7 Comments
User's avatar
Jaisurya Prabakaran's avatar

Well explained 💯🔥

Yaroslav Bulatov's avatar

I like the differential equations view. People tend to add a disclaimed that it's the "small step size limit", but turns out this approximation works quite well even for large step size in high dimensions.

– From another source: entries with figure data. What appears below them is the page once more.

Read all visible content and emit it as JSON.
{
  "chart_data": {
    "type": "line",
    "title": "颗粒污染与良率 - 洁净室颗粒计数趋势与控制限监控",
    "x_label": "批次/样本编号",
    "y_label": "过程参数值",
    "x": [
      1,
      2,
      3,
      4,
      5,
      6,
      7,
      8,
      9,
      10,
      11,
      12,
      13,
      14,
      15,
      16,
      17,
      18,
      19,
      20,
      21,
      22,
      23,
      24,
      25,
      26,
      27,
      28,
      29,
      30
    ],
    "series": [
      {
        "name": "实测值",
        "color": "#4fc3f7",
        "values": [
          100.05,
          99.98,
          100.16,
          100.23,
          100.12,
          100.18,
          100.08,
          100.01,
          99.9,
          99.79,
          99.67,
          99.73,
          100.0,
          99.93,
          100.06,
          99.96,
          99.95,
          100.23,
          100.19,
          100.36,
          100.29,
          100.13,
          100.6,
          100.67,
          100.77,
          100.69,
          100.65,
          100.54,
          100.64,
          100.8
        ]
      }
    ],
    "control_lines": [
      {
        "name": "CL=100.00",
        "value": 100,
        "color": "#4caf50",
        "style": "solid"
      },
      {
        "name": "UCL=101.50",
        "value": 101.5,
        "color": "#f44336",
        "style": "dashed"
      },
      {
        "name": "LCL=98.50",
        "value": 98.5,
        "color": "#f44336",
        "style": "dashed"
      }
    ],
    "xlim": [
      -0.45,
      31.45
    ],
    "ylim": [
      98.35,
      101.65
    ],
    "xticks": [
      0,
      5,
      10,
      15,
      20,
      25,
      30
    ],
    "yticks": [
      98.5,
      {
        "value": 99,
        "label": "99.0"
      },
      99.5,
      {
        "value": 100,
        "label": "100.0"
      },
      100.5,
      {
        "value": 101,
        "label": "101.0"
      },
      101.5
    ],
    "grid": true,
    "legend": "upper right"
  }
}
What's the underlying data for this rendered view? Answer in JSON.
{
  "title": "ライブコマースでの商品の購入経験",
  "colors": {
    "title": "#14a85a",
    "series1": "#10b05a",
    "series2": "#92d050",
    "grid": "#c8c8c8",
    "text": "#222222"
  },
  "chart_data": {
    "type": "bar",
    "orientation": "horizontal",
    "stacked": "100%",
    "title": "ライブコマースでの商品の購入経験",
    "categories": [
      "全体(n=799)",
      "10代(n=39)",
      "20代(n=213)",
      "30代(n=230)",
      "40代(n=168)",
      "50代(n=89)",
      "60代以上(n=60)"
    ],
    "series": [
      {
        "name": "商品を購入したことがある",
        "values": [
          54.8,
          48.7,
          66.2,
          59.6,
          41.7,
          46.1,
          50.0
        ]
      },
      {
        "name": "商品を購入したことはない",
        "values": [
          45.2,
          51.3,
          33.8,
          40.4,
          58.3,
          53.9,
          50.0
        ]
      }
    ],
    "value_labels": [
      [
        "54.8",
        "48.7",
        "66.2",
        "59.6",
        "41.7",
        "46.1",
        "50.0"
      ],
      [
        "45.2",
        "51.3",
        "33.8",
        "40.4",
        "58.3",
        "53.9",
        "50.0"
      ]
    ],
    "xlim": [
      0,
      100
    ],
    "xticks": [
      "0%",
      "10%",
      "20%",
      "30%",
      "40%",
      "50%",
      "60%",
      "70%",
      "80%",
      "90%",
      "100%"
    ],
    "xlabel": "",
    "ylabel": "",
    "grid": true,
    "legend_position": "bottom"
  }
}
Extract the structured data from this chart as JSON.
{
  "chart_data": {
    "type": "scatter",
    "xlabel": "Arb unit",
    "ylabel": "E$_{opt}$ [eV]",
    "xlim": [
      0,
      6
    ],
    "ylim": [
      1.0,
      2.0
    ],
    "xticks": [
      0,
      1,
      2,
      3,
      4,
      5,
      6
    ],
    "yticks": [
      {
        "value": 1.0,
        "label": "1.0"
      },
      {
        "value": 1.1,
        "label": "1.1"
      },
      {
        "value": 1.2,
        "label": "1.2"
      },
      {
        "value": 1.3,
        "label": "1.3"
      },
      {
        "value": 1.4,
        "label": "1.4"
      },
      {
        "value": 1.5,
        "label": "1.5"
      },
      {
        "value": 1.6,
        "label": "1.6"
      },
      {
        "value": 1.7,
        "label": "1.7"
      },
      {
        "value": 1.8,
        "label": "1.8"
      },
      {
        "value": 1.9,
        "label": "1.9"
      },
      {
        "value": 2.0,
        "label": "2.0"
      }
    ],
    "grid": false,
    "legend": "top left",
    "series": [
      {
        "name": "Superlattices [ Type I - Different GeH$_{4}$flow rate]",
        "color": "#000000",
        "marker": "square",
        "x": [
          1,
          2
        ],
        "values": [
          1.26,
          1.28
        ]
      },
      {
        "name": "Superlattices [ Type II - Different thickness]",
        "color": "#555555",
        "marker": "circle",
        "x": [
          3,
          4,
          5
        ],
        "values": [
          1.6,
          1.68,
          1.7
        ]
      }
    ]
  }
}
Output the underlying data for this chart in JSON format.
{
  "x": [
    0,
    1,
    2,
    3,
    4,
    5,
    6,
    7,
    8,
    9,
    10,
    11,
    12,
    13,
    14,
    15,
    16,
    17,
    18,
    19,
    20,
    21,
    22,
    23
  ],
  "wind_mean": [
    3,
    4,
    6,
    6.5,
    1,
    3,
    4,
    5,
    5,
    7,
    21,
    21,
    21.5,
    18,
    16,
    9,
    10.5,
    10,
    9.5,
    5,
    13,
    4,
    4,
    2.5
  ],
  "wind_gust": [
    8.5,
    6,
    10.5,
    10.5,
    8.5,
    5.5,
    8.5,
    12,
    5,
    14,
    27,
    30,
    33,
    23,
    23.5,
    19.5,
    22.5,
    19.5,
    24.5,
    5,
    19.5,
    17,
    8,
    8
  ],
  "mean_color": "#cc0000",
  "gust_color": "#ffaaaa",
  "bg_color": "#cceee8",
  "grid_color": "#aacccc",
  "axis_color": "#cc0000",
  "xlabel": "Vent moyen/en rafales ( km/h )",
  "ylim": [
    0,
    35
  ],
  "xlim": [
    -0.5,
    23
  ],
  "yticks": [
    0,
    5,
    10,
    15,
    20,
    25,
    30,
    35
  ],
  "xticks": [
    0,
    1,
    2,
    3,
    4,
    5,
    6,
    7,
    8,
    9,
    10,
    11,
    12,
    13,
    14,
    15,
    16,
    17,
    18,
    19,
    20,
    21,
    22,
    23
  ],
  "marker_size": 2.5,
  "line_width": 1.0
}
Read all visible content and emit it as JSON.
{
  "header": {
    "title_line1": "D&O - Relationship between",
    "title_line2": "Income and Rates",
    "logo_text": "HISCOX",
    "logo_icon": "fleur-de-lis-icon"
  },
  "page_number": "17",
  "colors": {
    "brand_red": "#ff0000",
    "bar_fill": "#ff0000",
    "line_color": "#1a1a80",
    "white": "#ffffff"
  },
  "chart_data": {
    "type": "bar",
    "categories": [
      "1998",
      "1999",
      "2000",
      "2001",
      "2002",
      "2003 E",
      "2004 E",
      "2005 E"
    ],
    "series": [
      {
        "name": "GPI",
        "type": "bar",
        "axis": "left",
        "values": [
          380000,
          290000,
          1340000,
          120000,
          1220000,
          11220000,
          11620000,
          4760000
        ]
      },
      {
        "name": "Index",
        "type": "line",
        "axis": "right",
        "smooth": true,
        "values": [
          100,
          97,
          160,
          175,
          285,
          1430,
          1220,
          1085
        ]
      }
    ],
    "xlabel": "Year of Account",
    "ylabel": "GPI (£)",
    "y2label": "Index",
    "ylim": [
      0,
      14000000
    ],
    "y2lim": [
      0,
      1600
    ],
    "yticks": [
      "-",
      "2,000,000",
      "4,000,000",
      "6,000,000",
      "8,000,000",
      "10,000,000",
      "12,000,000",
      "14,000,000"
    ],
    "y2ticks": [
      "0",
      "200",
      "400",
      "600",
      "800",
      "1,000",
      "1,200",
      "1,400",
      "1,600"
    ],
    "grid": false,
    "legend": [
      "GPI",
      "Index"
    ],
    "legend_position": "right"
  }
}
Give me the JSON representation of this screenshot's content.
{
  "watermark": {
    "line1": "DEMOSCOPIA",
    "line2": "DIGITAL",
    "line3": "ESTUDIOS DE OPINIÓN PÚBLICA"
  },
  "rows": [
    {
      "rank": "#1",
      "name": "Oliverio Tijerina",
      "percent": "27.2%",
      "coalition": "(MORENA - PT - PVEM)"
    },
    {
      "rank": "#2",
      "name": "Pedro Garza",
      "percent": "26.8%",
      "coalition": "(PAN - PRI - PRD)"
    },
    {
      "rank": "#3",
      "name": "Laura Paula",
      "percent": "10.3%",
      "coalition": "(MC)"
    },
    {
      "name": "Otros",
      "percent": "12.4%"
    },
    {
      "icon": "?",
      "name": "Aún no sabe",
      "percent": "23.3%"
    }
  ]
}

Step size is bounded by largest eigenvalue, but if most of the mass comes from remaining dimensions, the "large" step size is actually quite small. I did some visualizations on this a while back https://machine-learning-etc.ghost.io/gradient-descent-linear-update/

Tivadar Danka's avatar

Really cool visualizations, thanks for sharing!

Un Poeta's avatar

I think there's a typo in the derivative definition: isn't the limit supposed to go to zero?

Tivadar Danka's avatar

Thanks, you are correct! Fixing it now.

Rabin Adhikari's avatar

I didn't get how you reached to the equations for the `monotonicity describes long-term behavior`.

Tivadar Danka's avatar

This is not a trivial step, it involves an argument using the Picard-Lindelöf theorem about the existence and uniqueness of IVP solutions. Gist is, if x(t) is, say, increasing and bounded, than it must have an asymptotic limit. In turn, the limit must be an equilibrium solution, as guaranteed by the Picard-Lindelöf theorem.

I omitted the technical details, because this is quite an intuitive result, and the Picard-Lindelöf theorem is way out of the article's scope.